Zustimmung der Gesellschafter bei Veräußerung des gesamten Unternehmens ist Voraussetzung für Wirksamkeit

Shareholders´approval of the sale of almost all company assets is a precondition for the validity of the transaction

6 Ob 38/18h

 

Bislang war im GmbH-Recht unklar, ob ein Unternehmenskaufvertrag, der von der Geschäftsführung abgeschlossen wurde, zu seiner Gültigkeit zusätzlich auch der Zustimmung der Gesellschafter bedarf. Das GmbH Recht sieht dazu nämlich keine ausdrückliche Bestimmung vor.

Im Aktienrecht hingegen besteht eine ausdrückliche Regelung (§ 237 AktG), wonach die Übertragung des gesamten Gesellschaftsvermögens nur aufgrund eines Beschlusses der Hauptversammlung zulässig ist; für einen derartigen Beschluss ist eine Dreiviertel-Mehrheit erforderlich.

 

Erstmals bejaht der OGH die analoge Anwendung dieser aktienrechtlichen Bestimmungen auch im GmbH Recht.

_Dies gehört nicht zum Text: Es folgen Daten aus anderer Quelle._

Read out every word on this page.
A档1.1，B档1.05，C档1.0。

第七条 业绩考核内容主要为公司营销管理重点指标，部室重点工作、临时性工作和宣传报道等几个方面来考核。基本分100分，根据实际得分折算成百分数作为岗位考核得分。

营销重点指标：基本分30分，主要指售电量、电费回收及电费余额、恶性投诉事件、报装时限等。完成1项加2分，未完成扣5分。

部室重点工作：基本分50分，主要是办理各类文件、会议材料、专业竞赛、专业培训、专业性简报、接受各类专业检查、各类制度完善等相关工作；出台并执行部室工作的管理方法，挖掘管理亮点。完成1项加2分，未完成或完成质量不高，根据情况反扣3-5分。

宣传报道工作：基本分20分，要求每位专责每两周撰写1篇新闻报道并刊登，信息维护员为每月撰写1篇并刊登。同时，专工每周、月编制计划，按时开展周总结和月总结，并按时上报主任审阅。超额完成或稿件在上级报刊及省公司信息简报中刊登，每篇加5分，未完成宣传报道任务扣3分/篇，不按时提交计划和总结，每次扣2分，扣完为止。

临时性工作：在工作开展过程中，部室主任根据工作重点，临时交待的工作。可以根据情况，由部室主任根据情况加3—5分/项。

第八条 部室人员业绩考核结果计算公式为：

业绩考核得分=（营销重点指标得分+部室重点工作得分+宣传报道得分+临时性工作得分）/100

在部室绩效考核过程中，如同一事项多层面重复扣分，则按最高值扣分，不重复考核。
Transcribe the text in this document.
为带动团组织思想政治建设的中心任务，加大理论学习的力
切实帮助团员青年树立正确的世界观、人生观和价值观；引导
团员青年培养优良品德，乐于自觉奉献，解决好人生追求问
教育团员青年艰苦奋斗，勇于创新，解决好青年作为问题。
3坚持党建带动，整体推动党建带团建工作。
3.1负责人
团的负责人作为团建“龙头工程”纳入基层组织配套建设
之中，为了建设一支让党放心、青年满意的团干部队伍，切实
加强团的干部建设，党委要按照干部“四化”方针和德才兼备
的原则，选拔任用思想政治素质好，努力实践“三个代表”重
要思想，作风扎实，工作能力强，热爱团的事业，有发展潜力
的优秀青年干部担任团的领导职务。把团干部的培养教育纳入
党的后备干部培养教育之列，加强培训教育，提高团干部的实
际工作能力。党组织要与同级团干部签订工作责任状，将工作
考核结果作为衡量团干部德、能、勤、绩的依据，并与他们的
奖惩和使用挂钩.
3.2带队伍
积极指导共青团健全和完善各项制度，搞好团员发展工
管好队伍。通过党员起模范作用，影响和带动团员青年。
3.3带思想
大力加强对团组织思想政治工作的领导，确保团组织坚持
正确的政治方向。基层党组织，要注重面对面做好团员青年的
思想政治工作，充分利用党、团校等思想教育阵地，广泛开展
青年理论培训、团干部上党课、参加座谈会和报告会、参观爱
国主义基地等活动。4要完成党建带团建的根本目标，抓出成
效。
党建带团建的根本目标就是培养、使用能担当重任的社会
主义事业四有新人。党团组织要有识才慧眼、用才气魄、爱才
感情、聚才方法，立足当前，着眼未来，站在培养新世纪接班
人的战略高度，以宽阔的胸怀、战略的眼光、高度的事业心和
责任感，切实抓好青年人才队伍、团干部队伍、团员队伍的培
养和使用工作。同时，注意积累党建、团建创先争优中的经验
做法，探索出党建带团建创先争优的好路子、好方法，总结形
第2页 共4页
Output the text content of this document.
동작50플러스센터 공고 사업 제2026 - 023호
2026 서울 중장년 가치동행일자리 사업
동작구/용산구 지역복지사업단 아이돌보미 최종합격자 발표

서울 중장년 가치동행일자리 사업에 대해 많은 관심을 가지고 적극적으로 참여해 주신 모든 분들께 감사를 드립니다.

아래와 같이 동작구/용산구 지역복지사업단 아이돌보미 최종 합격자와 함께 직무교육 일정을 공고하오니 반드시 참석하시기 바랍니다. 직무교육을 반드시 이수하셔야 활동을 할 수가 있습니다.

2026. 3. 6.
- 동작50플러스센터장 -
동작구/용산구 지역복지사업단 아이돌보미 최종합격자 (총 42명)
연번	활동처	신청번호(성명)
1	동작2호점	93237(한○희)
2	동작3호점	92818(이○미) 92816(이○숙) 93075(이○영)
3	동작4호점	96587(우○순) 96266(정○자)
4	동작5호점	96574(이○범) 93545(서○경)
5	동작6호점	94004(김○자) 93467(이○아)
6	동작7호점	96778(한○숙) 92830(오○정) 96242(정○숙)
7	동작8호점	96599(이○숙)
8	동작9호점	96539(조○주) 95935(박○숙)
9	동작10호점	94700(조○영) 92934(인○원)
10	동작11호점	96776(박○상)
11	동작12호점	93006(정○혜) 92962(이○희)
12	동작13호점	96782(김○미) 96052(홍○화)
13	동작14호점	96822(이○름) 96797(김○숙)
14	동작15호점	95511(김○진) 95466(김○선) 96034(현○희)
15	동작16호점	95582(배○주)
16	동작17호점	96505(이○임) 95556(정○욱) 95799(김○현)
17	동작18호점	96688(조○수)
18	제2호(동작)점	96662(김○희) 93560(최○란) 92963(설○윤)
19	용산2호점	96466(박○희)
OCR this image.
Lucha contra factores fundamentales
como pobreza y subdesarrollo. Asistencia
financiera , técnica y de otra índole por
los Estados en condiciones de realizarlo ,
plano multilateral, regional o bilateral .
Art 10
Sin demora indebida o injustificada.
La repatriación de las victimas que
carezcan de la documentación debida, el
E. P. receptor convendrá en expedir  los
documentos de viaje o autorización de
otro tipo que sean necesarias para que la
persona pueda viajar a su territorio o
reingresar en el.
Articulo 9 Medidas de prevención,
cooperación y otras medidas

Er folgt damit der Wissenschaft (vor allem Rüffler, Lücken im Umgründungsrecht, 219 ff, der dies mit einem Größenschluss, dass gerade bei einer personalistisch konzipierten GmbH ein Mitspracherecht der Gesellschafter umso eher gegeben sein muss, begründet).

Der OGH hat auch festgehalten, dass es sich bei dem Verkauf der wesentlichen Aktiva eines Unternehmens (Mietrechte, Geschäftsausstattung, Lager, Kundenverträge Kundenstock, Kundendateien, Genehmigungen, Lizenzen, Forderungen, Good-Will) jedenfalls um den Verkauf des „ganzen Gesellschaftsvermögens“ im Sinne dieser gesetzlichen aktienrechtlichen Bestimmung handelt.

 

Im vorliegenden Sachverhalt hatten die Gesellschafter lediglich mit einer Mehrheit von 52,5% für den Unternehmensverkauf gestimmt, sodass die zumindest erforderliche Dreiviertel-Mehrheit nicht gegeben war. Aus diesem Grunde war also der gesamte Unternehmenskaufvertrag zivilrechtlich unwirksam.

Ob für einen derartigen Genehmigungsbeschluss nicht vielleicht sogar Einstimmigkeit der Gesellschafter erforderlich sein könnte, wie dies von Teilen der Wissenschaft gefordert wird, konnte offenbleiben, weil ja nicht einmal die Dreiviertel-Mehrheit erreicht wurde.

Im Übrigen kann ein Gesellschafter gegen die Durchführung eine solchen Unternehmensverkaufes auch wirksam mit einer Einstweiligen Verfügung vorgehen, die es der Geschäftsführung verbietet, den bereits abgeschlossenen Unternehmenskaufvertrag umzusetzen und zu erfüllen.